West of the cloister

This week on my loom are some placemats in a pattern that I’ve called “Meadow Valley.” Meadow Valley is located just west of Ephrata (Lancaster County) in an idyllic setting around the tiny Meadow Run.

“Meadow Valley” is a traditional Pennsylvania Dutch dobbelstein — our word for any kind of a plaid pattern. In the homespun era, the Pennsylvania Dutch grew flax, harvested it, prepared it, and spun it into yarn. It was then taken to a local weaver who used the yarn to produce yards of linen for home use. These dobbelstein linens were used for all sorts of household items from clothing to bed linens.

“Meadow Valley” being woven on the loom

I’ve called this pattern “Meadow Valley,” because a young Louisa Pleam used to head there with her aunt in the 1860s, loaded down with their homespun yarn. Louisa’s Aunt Betsy and Uncle Levi Bingaman were householders at the Ephrata Cloister. The cloister was a semi-monastic religious community founded in 1732 by Johann Conrad Beissel on the banks of the Cocalico Creek in Lancaster County. Louisa learned how to spin flax into yarn from her aunt and the sisters at the Ephrata Cloister, and, according to her 1936 obituary, Louisa Pleam Spangler was one of the best demonstrators of hand spinning in Lancaster County.

Meadow Valley, where Betsy and Louisa took their handspun yarn, was home to a weaver with the last name Kiddinger. Weaver Kiddinger charged Betsy and Louisa 14 cents per yard for plainer, simpler weaving and 50 cents per yard for more time-consuming weaves.

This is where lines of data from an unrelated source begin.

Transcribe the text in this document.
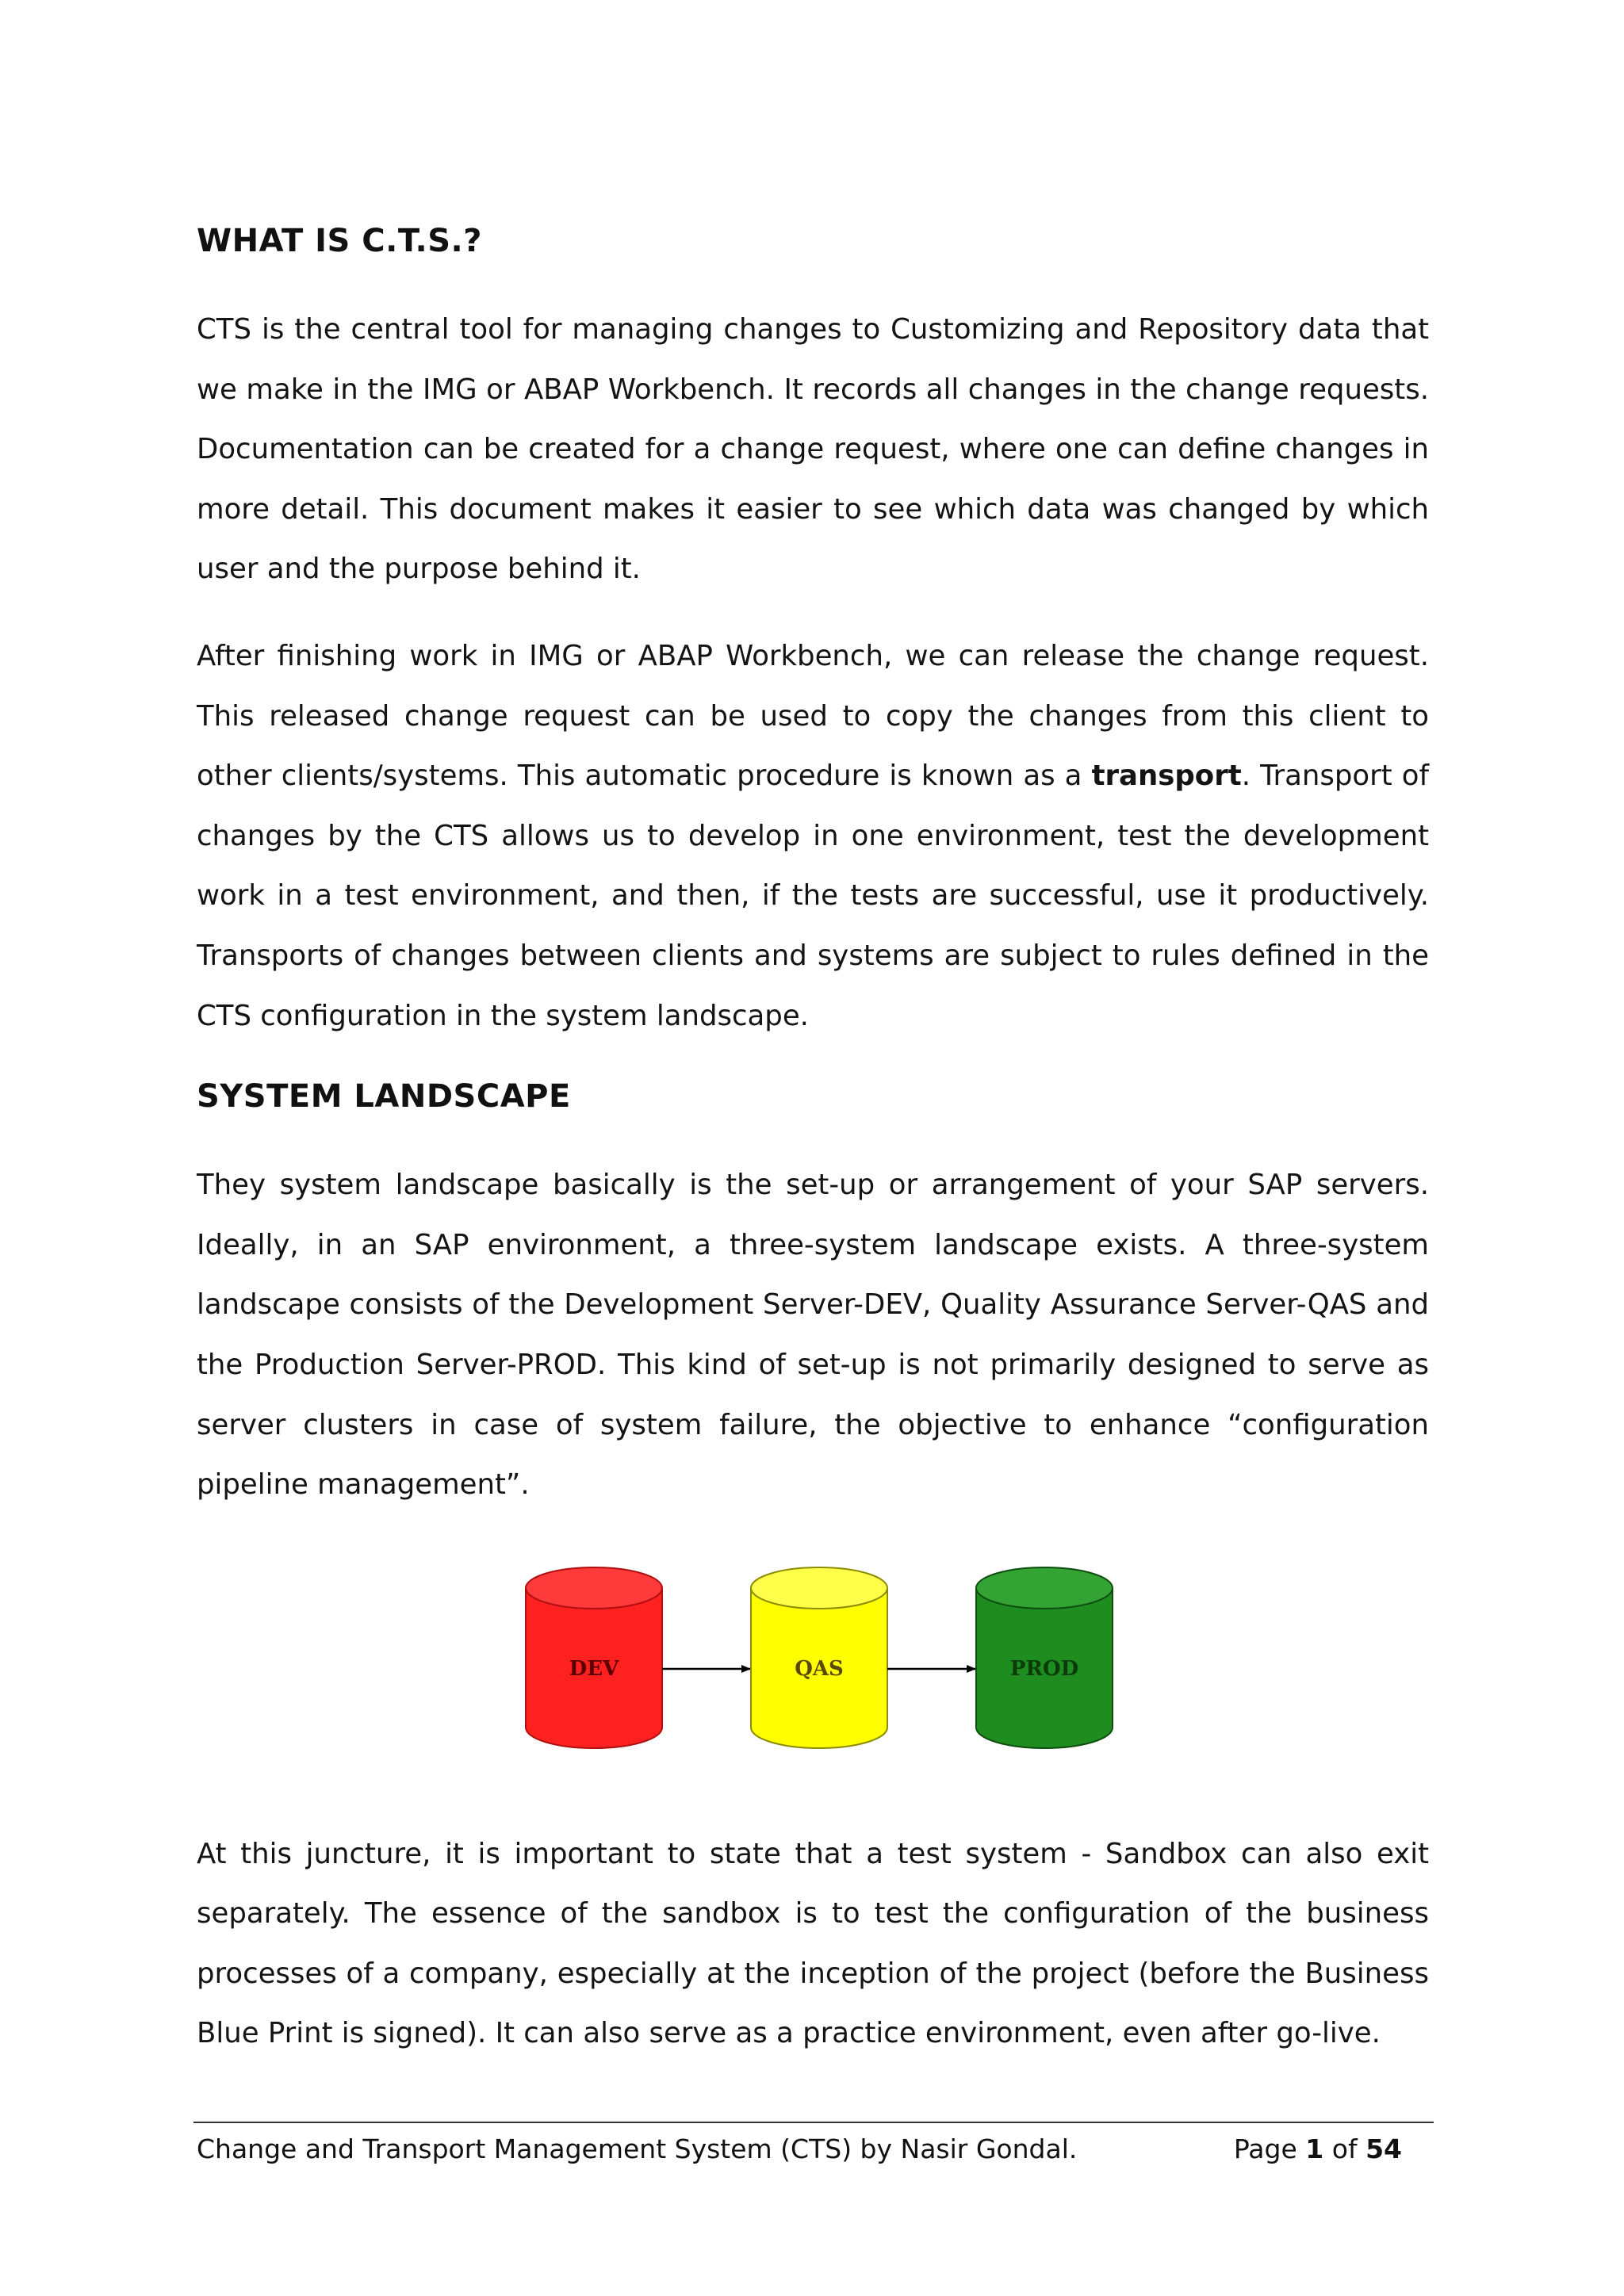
WHAT IS C.T.S.?

CTS is the central tool for managing changes to Customizing and Repository data that we make in the IMG or ABAP Workbench. It records all changes in the change requests. Documentation can be created for a change request, where one can define changes in more detail. This document makes it easier to see which data was changed by which user and the purpose behind it.

After finishing work in IMG or ABAP Workbench, we can release the change request. This released change request can be used to copy the changes from this client to other clients/systems. This automatic procedure is known as a transport. Transport of changes by the CTS allows us to develop in one environment, test the development work in a test environment, and then, if the tests are successful, use it productively. Transports of changes between clients and systems are subject to rules defined in the CTS configuration in the system landscape.

SYSTEM LANDSCAPE

They system landscape basically is the set-up or arrangement of your SAP servers. Ideally, in an SAP environment, a three-system landscape exists. A three-system landscape consists of the Development Server-DEV, Quality Assurance Server-QAS and the Production Server-PROD. This kind of set-up is not primarily designed to serve as server clusters in case of system failure, the objective to enhance “configuration pipeline management”.

DEV	QAS	PROD

At this juncture, it is important to state that a test system - Sandbox can also exit separately. The essence of the sandbox is to test the configuration of the business processes of a company, especially at the inception of the project (before the Business Blue Print is signed). It can also serve as a practice environment, even after go-live.

Change and Transport Management System (CTS) by Nasir Gondal.	Page 1 of 54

This is one of his patterns that he wove for Betsy and Louisa in the 19th century. I decided to change up a rather plain plaid into something with a bit more interest by adding a twill structure to it. I’m enjoying the rhythmic large blocks interrupted by smaller alternating lines. I’m guessing Weaver Kiddinger would’ve charged 25 cent per yard for a dobbelstein zwillich ‘plaid twill.’